Kehadiran arus pori gating sebagian besar dipelajari dan dipahami dalam saluran
natrium. Banyak percobaan menunjukkan adanya anomali arus pori gating dalam
pengaturan mutasi SCN4A di saluran natrium selama fase istirahat. Anomali arus
gating pore menghasilkan kebocoran kation nonselektif ke dalam yang
menyebabkan depolarisasi menyimpang, yang cukup untuk membuat potensial
istirahat serat otot tidak stabil. Dan ketika kadar kalium serum turun di bawah 3,0
mM, serat yang terkena secara paradoks mengalami depolarisasi berkelanjutan
yang membuat otot tidak dapat dirangsang secara elektrik, sedangkan serat normal
mengalami hiperpolarisasi pada tingkat penurunan kalium serum ini. Biasanya
saluran kalium (Kir) penyearah ke dalam dan membran Na-K-ATPase
mempertahankan potensial membran istirahat negatif yang normal. Dengan
adanya mutasi CACNA1S dan SCN4A,
Ada lebih sedikit studi eksperimental untuk menunjukkan bukti arus pori gating di
saluran kalsium. Tetapi karena ekspresi fenotipik HypoKPP dalam mutasi saluran
natrium dan kalsium serupa, diyakini bahwa arus pori gating memang ada di
saluran kalsium.
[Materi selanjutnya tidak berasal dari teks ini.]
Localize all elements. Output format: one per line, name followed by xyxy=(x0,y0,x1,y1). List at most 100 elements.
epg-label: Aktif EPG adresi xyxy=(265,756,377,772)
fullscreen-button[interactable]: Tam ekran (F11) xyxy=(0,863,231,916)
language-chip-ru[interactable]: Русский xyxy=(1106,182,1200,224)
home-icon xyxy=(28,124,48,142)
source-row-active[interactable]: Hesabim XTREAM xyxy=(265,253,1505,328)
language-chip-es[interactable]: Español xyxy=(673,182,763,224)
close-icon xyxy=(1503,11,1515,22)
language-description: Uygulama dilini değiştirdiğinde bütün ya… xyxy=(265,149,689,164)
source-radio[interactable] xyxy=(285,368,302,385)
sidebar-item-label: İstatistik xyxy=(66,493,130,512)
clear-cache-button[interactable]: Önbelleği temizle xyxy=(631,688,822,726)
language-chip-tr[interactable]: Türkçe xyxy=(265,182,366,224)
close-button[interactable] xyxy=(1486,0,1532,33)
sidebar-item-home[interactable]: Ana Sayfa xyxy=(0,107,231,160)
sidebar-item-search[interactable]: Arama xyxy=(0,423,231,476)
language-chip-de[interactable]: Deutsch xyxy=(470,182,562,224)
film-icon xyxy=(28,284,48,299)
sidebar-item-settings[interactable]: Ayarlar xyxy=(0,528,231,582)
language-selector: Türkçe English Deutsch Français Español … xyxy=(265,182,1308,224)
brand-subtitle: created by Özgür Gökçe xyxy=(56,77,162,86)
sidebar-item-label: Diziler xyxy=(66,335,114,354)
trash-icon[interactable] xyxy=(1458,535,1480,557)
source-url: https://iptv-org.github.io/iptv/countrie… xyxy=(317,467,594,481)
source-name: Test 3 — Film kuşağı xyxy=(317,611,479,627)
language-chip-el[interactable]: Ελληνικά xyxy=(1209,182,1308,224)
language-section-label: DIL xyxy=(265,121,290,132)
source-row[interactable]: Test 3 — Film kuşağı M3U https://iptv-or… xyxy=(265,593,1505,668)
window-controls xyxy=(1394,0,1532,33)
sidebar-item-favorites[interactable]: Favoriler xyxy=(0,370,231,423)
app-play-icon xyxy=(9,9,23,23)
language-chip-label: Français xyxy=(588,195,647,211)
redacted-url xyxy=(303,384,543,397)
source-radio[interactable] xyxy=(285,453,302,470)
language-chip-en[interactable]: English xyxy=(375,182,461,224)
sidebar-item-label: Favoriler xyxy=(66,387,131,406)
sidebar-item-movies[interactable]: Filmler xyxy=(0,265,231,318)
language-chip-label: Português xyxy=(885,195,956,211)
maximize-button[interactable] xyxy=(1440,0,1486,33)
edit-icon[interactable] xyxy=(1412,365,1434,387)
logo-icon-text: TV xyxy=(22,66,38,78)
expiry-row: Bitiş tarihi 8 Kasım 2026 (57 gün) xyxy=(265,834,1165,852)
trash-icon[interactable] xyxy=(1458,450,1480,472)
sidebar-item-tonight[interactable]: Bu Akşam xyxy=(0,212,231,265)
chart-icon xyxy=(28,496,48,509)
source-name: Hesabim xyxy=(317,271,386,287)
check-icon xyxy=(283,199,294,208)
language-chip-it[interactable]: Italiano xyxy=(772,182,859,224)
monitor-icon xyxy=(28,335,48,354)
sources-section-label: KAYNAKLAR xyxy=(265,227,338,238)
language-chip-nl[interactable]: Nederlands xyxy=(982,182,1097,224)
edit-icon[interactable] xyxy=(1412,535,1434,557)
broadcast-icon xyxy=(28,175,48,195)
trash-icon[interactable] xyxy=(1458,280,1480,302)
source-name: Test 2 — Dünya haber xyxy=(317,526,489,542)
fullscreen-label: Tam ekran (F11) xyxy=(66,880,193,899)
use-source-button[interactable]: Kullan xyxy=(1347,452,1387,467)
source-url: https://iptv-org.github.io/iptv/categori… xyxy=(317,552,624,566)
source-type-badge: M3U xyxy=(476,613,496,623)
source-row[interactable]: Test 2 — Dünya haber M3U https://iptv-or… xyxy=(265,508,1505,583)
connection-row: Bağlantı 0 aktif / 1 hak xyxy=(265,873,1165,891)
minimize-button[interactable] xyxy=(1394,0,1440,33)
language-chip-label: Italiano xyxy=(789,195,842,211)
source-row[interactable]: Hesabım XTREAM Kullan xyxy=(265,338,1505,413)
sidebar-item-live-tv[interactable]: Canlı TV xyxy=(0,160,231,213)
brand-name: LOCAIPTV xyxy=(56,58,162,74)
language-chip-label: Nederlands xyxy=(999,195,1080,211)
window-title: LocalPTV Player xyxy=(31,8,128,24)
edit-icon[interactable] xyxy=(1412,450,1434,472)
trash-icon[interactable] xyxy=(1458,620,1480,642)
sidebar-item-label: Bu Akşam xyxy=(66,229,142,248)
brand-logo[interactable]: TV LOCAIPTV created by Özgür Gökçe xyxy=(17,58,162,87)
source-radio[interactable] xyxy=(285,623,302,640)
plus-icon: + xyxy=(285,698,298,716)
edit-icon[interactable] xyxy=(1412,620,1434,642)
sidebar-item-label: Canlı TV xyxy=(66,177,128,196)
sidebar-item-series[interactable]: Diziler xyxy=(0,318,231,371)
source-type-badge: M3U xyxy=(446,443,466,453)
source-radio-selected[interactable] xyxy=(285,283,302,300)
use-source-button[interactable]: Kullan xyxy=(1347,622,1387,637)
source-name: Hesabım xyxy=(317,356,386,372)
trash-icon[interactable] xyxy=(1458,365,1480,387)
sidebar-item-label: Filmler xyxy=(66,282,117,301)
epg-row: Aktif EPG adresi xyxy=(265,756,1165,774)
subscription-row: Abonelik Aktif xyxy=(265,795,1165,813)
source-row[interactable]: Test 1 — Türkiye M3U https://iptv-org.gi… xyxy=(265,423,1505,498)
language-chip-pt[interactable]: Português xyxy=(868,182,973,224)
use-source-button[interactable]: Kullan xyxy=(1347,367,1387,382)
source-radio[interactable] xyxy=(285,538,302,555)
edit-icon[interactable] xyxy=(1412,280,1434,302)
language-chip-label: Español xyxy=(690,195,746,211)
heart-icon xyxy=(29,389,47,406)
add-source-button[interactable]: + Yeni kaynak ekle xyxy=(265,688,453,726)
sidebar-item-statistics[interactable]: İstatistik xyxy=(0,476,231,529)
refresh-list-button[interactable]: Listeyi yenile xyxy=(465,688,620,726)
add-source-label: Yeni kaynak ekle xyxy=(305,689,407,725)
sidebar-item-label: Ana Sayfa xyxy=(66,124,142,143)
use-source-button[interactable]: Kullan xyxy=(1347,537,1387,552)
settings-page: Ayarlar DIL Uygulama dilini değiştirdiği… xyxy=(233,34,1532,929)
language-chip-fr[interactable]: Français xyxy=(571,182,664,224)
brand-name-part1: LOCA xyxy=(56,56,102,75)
Meskipun masih belum jelas, ada banyak pengamatan dari studi
eksperimental yang berbeda untuk menjelaskan kemungkinan mekanisme yang
mendasari di balik kelemahan otot dengan defek saluran kalsium yang
mendasarinya:
Dalam studi eksperimental, biopsi otot yang diambil dari tiga pasien
HypoKPP yang mengalami mutasi R528H saluran kalsium (Cav1.1)
menunjukkan fungsi abnormal saluran K+ (KATP) sensitif ATP
sarkolemmal, didukung oleh fakta bahwa magnesium adenosin difosfat
(MgADP) tidak merangsang saluran. Saluran KATP menunjukkan
pembukaan yang berkurang dan keadaan konduktansi yang berkurang,
yaitu arus K yang berkurang. Arus K yang berkurang lebih mungkin
terkait dengan depolarisasi dengan hipokalemia. Homeostasis Ca2+ yang
berubah akibat mutasi saluran kalsium kemungkinan merupakan alasan di
balik perubahan fungsi saluran KATP. Pengamatan ini mengisyaratkan
adanya kemungkinan saluranopati sekunder pada pasien dengan
HypoKPP.
3. Tatalaksana
Pengobatan Akut
Kalium IV tidak disukai pada awalnya dan dicadangkan untuk aritmia karena
hipokalemia atau jika pasien mengalami kesulitan menelan atau kelumpuhan otot
pernapasan. Kalium IV lebih disukai diberikan dengan manitol, bukan dengan
dekstrosa atau salin karena karbohidrat dan garam itu sendiri dapat memicu
kelumpuhan otot dan dengan demikian dapat memperburuk kelemahan. Terapi
kalium IV memerlukan rawat inap, pemantauan EKG terus menerus. 40 mEq/L
dalam 5% larutan manitol kalium IV diinfuskan dengan kecepatan tidak lebih dari
20 mEq/jam, tidak melebihi 200 mEq dalam 24 jam.
Individu yang memiliki bentuk serangan yang lebih ringan juga dapat mengambil
manfaat dari latihan tingkat rendah.
Perawatan Pencegahan
Meskipun tidak ada terapi definitif untuk miopati onset lambat yang telah terbukti
hingga saat ini, tetapi diyakini bahwa mengurangi serangan kelemahan otot
membantu mengurangi miopati yang dihasilkan.
Sebuah penelitian juga melaporkan peningkatan keparahan dan frekuensi serangan
dengan terapi topiramate pada kembar 11 tahun dengan HypoKPP, sehingga perlu
penelitian lebih lanjut mengenai kemanjuran topiramate di HypoKPP.